6 — Ininvocabilidade da reserva de competência parlamentar, por forma a justificar a ausência de medidas a tomar, no domínio fiscal. — Responde V. Ex." às recomendadas isenções fiscais, absolvendo-se da instância, por se tratar de matéria contida na reserva de competência parlamentar. Não ignorará, porém, V. Ex.° nem os poderes de iniciativa legislativa do Governo junto da Assembleia da República (artigo 170.°, n.° 1, da Constituição da República Portuguesa), nem por certo, acrescidamente, o exclusivo dessa iniciativa por parte do Governo sempre que esteja em causa a diminuição de receitas do Estado, no ano económico em curso (artigo 170.°, n.° 3, idem).
Furtar-se o Governo a exercer tal iniciativa, não poderá ser compreendido à luz de fundamentos orgânico-for-mais de natureza constitucional, como bem vê V. Ex." Os motivos a invocar terão necessariamente que ser outros, sob pena de ineptidão manifesta.

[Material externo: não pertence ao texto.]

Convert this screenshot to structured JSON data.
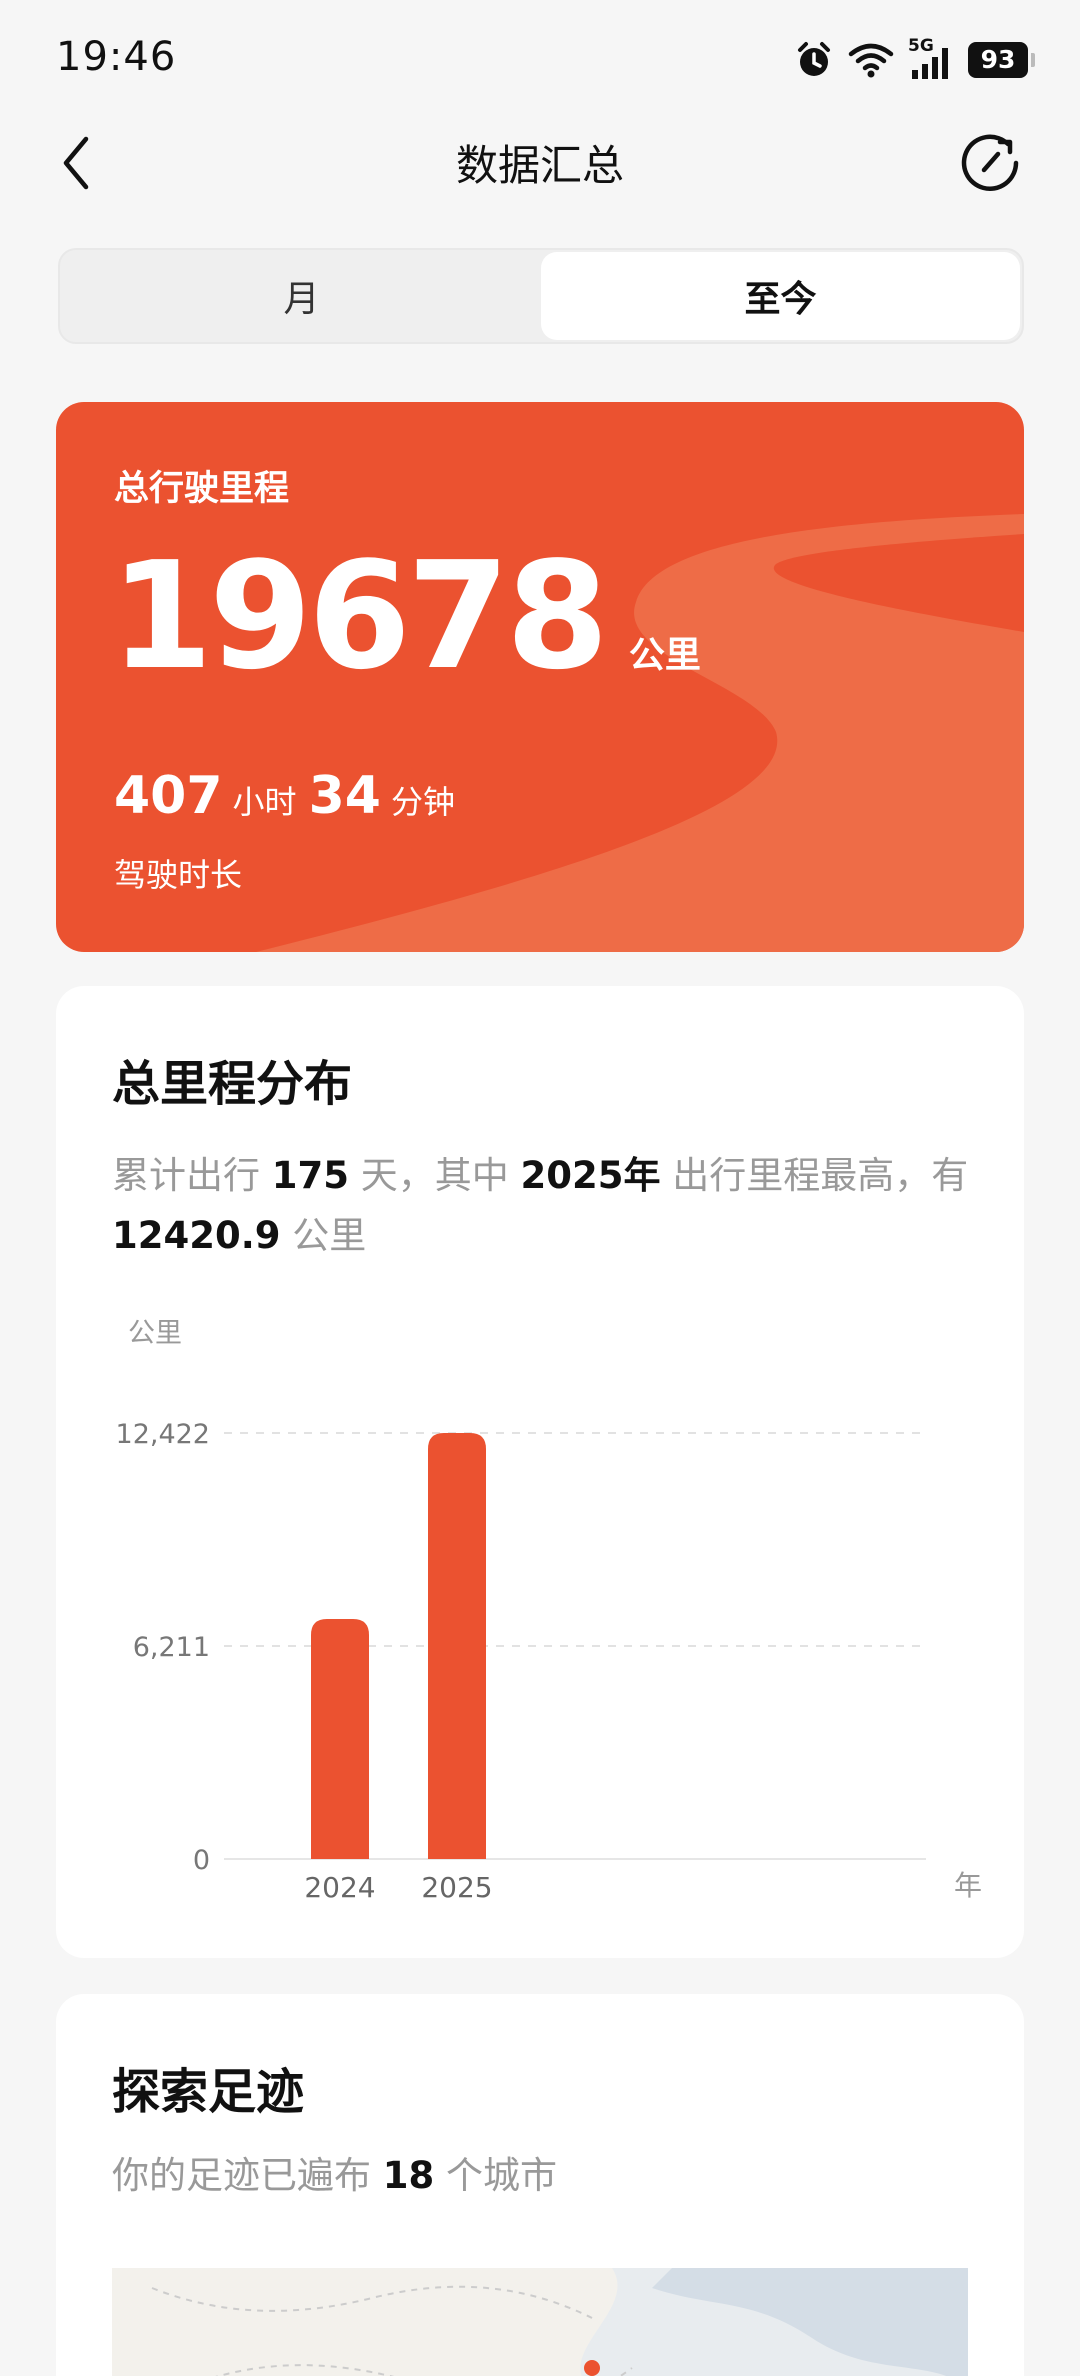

7 — Ininvocabilidade dos princípios constitucionais da igualdade e justiça social para justificar validamente a não concessão dos benefícios sociais recomendados. — Por fim, no tocante à legítima e louvável preocupação do Governo com outros cidadãos vítimas de doenças crónicas e incapacitantes, incuráveis à luz dos conhecimentos actuais, devo lembrar a V. Ex* que a igualdade e justiça social não se conquistam pelo mínimo de benefícios a conferir a uns para não discriminar outros. Ao invés, as preocupações igualitárias e de justiça social, tal como a Constituição as reconhece, antes impõem o enriquecimento do estatuto de ambos.
Assim, em caso algum será de interpretar restritivamente o texto da recomendação formulada, observando-se no mesmo, ao contrário, um verdadeiro estímulo para uma protecção mais justa e solidária de todos os cidadãos atingidos por doença incapacitante, crónica e incurável.
8 — Conclusão. — Em conclusão, reitero junto de V. Ex." a necessidade de adopção das medidas que foram objecto da recomendação de 27 de Dezembro próximo passado, pedindo-lhe que informe este órgão do Estado sobre a posição assumida face aos argumentos ora aduzidos, bem como sobre as medidas previstas ou a prever que contemplem os restantes lesados por actos de administração de sangue ou produtos seus derivados e que ficaram excluídos pelo Decreto-Lei n.° 237/93, de 3 de Julho. Para esse efeito, permito-me fixar o prazo máximo de 15 dias, nos termos do disposto no artigo 29.°, n.° 4, da Lei n.° 9/91, de 9 de Abril.
O Provedor de Justiça, José Menéres Pimentel.